D'autre part, si la forte réduction des émissions et des consommations ne s'accompagnait pas d'un renforcement de la fiscalité, cela constituerait une menace grave pour les finances publiques, alors que la TIPP représente aujourd'hui, avec plus de 20 milliards d'euros par an, la quatrième recette fiscale de l'Etat. Quand bien même la réduction des consommations sans augmentation de la taxation serait possible, elle entrainerait une véritable fonte des recettes fiscales. Inversement, la taxe de 400 euros par tonne de CO2 dans les transports pourrait permettre de limiter l'impact sur les recettes fiscales de l'Etat sur les carburants.
La principale difficulté de toute politique environnementale est bien celle de la gestion de la transition, lorsque les signaux économiques ont été introduits mais que les technologies, les comportements et les infrastructures ne sont pas encore adaptés : le doublement du prix de l'essence serait indolore si l'on disposait instantanément des voitures 3 l/100 km et de plus de transports en commun ... Mais dans la transition les effets redistributifs sont significatifs, le cas échéant insupportables pour certaines catégories de la population ou certains acteurs économiques.

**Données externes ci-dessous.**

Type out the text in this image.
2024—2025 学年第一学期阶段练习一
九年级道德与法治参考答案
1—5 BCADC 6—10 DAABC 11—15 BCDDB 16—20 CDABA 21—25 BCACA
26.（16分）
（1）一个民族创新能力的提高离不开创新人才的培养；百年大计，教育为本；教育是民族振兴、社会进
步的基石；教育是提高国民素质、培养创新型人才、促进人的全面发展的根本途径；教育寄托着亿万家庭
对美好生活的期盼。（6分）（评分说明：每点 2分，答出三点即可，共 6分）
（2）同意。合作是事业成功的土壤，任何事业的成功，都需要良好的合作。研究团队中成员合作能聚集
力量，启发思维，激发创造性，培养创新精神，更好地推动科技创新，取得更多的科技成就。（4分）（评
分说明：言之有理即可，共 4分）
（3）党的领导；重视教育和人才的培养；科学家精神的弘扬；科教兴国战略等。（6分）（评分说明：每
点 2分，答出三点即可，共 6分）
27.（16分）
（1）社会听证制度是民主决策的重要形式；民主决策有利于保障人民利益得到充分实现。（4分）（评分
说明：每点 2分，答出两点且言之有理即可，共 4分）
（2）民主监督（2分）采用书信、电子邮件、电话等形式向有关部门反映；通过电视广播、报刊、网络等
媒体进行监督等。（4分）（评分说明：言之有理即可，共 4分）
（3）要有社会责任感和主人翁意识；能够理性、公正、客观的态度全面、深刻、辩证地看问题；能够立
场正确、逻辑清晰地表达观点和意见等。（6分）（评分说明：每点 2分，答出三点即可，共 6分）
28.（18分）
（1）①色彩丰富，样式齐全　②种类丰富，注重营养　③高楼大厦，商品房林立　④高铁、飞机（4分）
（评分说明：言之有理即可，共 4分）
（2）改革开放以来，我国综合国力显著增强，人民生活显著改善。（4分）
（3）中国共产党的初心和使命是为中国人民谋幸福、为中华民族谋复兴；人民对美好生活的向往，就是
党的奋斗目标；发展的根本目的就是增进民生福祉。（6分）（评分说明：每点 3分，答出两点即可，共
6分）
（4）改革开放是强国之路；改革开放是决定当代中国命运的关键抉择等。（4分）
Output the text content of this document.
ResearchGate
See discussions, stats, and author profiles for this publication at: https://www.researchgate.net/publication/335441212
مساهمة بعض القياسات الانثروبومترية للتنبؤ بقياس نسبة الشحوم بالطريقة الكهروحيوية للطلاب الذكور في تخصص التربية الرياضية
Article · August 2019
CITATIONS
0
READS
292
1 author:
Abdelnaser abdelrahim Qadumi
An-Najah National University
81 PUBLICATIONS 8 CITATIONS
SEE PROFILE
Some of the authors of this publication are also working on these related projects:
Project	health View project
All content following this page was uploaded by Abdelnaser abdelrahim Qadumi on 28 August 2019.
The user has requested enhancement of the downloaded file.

Cependant, si les niveaux de taxe différenciés évoqués plus haut sont inconcevables à court terme, ils ne le sont pas à cinquante ans. Il faudra donc que les gouvernements aient le courage de programmer la hausse du prix des énergies fossiles, en commençant tout de suite et en visant une croissance de type linéaire au cours des cinquante prochaines années. Ce faisant, ils fourniraient le bon signal à tous les acteurs de l'économie : celui de la nécessité d'innover pour les technologies énergétiques du futur, d'investir pour le réajustement des grandes infrastructures urbaines et de transport, de modifier les comportements pour éviter les crises de ressource et d'environnement global qui menacent les sociétés modernes.